The Pianist: A Concert Catastrophe

Cut to York Theatre, interior. Night. The theatre is full. Light pours from the stage. A magician is conjuring flowers in a grand piano, and then swinging from a chandelier.

This is either some incredibly elaborate children’s birthday party entertainment, or it’s the latest show from New Zealander Thomas Monckton, who brings his acting, performing, and puppeteering skills to The Cultch. He is an acrobatic, bendy, clownish human slinky of a man, whose height does not hinder his gymnastic abilities.

Photo by Heli Sorjonen

Photo by Heli Sorjonen

The Pianist: A Concert Catastrophe is a unique performance of physical theatre combined with a farcical comedy of errors that results in a mesmerising tale of one man’s journey to, at base, play the piano.
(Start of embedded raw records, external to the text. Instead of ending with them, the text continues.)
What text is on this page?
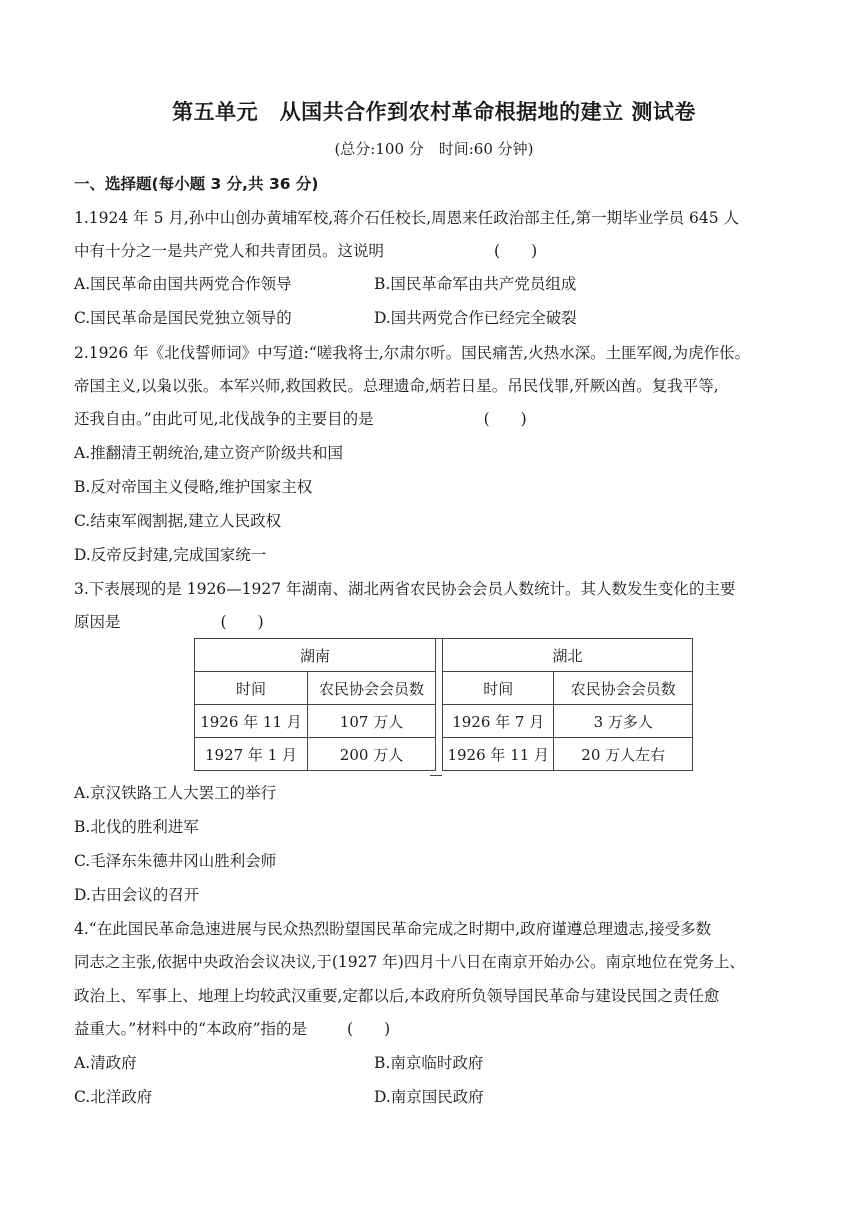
第五单元　从国共合作到农村革命根据地的建立 测试卷
(总分:100 分　时间:60 分钟)
一、选择题(每小题 3 分,共 36 分)
1.1924 年 5 月,孙中山创办黄埔军校,蒋介石任校长,周恩来任政治部主任,第一期毕业学员 645 人
中有十分之一是共产党人和共青团员。这说明	(　　)
A.国民革命由国共两党合作领导	B.国民革命军由共产党员组成
C.国民革命是国民党独立领导的	D.国共两党合作已经完全破裂
2.1926 年《北伐誓师词》中写道:“嗟我将士,尔肃尔听。国民痛苦,火热水深。土匪军阀,为虎作伥。
帝国主义,以枭以张。本军兴师,救国救民。总理遗命,炳若日星。吊民伐罪,歼厥凶酋。复我平等,
还我自由。”由此可见,北伐战争的主要目的是	(　　)
A.推翻清王朝统治,建立资产阶级共和国
B.反对帝国主义侵略,维护国家主权
C.结束军阀割据,建立人民政权
D.反帝反封建,完成国家统一
3.下表展现的是 1926—1927 年湖南、湖北两省农民协会会员人数统计。其人数发生变化的主要
原因是	(　　)
湖南	
时间	农民协会会员数
1926 年 11 月	107 万人
1927 年 1 月	200 万人
湖北	
时间	农民协会会员数
1926 年 7 月	3 万多人
1926 年 11 月	20 万人左右
A.京汉铁路工人大罢工的举行
B.北伐的胜利进军
C.毛泽东朱德井冈山胜利会师
D.古田会议的召开
4.“在此国民革命急速进展与民众热烈盼望国民革命完成之时期中,政府谨遵总理遗志,接受多数
同志之主张,依据中央政治会议决议,于(1927 年)四月十八日在南京开始办公。南京地位在党务上、
政治上、军事上、地理上均较武汉重要,定都以后,本政府所负领导国民革命与建设民国之责任愈
益重大。”材料中的“本政府”指的是	(　　)
A.清政府	B.南京临时政府
C.北洋政府	D.南京国民政府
Through mime and a Charlie-Chaplin-meets-Houdini set of fantastical flourishes and stunts, the old adage that 90 percent of communication is non-verbal has never rung truer. His movements were predictable but this does nothing to detract from the squeamishness of the audience members. Engagement levels were high throughout, and I was constantly asking silent questions of him: ‘How did you do that? What fabric is that? Is he really going to sit on that piano leg? Just how tall is he?’

He toys with his audience, capering and cavorting around the stage and using the piano as a prop rather than an instrument. This is largely where the show’s failure to hit home arises—expectations abound for the actual piano playing but when it comes, it is synthesized, and unfortunately underwhelming. It certainly lacks the payoff that seems to have been building all show.

Photo by Heli Sorjonen

Photo by Heli Sorjonen

It is impossible to box in and categorize this show, but that's rather appropriate for its contortionist star who also cannot be pinned down, by gravity, or a single genre. This is part of its charm and strength; at times hypnotic and surreal, others brash and exaggerated. Monckton is very versatile; he can stretch himself over all forms of movement, from break dancing to holding the viewers in his hand with finger puppets.

I issue a warning for those wearing contact lenses or possessing a fear of audience participation - do not sit in the front row. Avoid the dry ice and interaction. Sit at the back and watch the chaos unfold.

The Pianist promises a fun night for all the family to enjoy. The York Theatre is a great venue and its not as if Monckton doesn't use the stage, rigging, main floor chairs… but with its fringe feel, this is 55 minutes of entertainment that would suits smaller, more intimate space. Hopefully the show will tour such places and take more audiences along for the ride.